The new hall is scheduled to open in the fall of 1995 in Papago Residence Hall's previous location at Highland Avenue and East Fifth Street.
Jim Van Arsdel, director of Residence Life and University Housing, said the construction is on schedule and will be finished by the end of June 1995.
"We decided on the site that Papago was on because it was so central to the campus," he said. "It's an absolute terrific location on campus.
"Papago only had room for 122 students," Van Arsdel said. "This one is certainly netting out a few more." The new dorm will house 490 students, he said. Papago was demolished to make space for the new building.
Van Arsdel said Residence Life is looking forward to the increased space because in the past couple of years they have had to turn
away hundreds of students.
"And we don't like to do that," he said.
The $15,108,000 building will include living rooms, computer lab study rooms, study areas and possibly game rooms. The new hall will also be the first to offer both double rooms and a limited number of single rooms.
Residence Hall Association President Doug Mings said the new computer lab will add a lot to the residence hall as well as the surrounding area.
"The computer facilities will be a little bit larger than the ones in Kaibab-Huachuca (Residence Hall) and Gila (Residence) Hall," he said. "It will be neat for those living in the hall and a lot easier for everyone in that area."

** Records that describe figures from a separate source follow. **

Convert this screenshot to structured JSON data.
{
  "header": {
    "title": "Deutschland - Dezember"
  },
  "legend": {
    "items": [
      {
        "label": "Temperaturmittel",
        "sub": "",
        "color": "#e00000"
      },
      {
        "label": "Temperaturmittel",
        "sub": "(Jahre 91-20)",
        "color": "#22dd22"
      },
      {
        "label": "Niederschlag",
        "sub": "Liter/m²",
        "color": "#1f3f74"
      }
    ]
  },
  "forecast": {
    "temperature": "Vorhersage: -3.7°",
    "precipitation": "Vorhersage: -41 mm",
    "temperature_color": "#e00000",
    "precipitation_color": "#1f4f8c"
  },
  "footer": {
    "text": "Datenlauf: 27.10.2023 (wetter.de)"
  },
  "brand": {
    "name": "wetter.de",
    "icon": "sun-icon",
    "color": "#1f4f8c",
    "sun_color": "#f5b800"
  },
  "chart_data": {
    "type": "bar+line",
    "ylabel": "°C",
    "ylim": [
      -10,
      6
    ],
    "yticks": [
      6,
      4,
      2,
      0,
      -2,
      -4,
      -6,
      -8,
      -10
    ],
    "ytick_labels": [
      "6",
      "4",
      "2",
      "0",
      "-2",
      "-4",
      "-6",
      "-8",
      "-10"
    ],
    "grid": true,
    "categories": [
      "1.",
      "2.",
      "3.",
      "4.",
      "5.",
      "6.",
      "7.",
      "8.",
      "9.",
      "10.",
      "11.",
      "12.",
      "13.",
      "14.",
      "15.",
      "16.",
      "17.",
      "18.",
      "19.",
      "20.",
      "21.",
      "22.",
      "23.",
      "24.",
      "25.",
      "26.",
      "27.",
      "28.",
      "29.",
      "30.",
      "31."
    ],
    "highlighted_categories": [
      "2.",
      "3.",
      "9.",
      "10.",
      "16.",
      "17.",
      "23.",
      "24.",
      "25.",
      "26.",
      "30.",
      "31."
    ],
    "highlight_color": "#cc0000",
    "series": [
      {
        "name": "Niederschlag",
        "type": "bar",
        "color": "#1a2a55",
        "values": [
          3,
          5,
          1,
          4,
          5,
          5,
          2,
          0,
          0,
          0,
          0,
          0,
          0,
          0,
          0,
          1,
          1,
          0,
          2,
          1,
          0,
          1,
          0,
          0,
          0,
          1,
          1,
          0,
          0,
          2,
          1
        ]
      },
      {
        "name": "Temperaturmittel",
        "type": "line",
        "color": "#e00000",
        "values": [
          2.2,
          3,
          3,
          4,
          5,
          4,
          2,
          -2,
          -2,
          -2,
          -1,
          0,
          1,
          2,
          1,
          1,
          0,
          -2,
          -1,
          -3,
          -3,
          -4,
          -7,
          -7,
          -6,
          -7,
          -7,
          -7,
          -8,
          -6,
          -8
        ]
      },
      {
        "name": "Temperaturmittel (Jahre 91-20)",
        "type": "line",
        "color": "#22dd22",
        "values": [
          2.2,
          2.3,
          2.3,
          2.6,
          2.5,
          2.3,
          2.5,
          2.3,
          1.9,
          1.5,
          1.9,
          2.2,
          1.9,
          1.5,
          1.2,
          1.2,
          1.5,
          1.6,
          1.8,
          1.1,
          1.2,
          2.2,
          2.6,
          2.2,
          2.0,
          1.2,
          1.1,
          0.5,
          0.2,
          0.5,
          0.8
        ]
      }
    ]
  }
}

Van Arsdel also said the new facilities and common areas will provide the kind of accommodations students want, as well as give them opportunities to get to know each other.
"I think the common areas like the game room will help build a sense of community," Mings said.
All of the first-floor walls are completed and the second floor is partially completed.
"It's a complicated schedule, but it's a little over a third of the way done," Van Arsdel said.
Mings said he was excited to see a new residence hall erected.
"I've studied the ones that have always been there, but it is really truly neat to see it being built," he said. "I'll have graduated by the time it opens, but there are plenty of resident assistants who are talking about transferring as soon as it opens."
The name of the dorm has yet to be selected, but three have been submitted by the Residence Hall Association. In keeping with the theme of naming the residence halls after counties or indigenous tribes, "La Paz" and "Tohono O'odham" have been suggested. RHA also suggested naming the hall after Frank A. Gulley in remembrance of an early campus leader.
In 1890, Gulley was the first faculty member to be appointed by the Arizona Board of Regents as a professor of agriculture and director of the Experiment Station.
Van Arsdel said the construction of the new hall contributes to the elimination of less than 150 parking spaces, but once the construction is finished, those spaces will be restored in the same location, Van Arsdel said.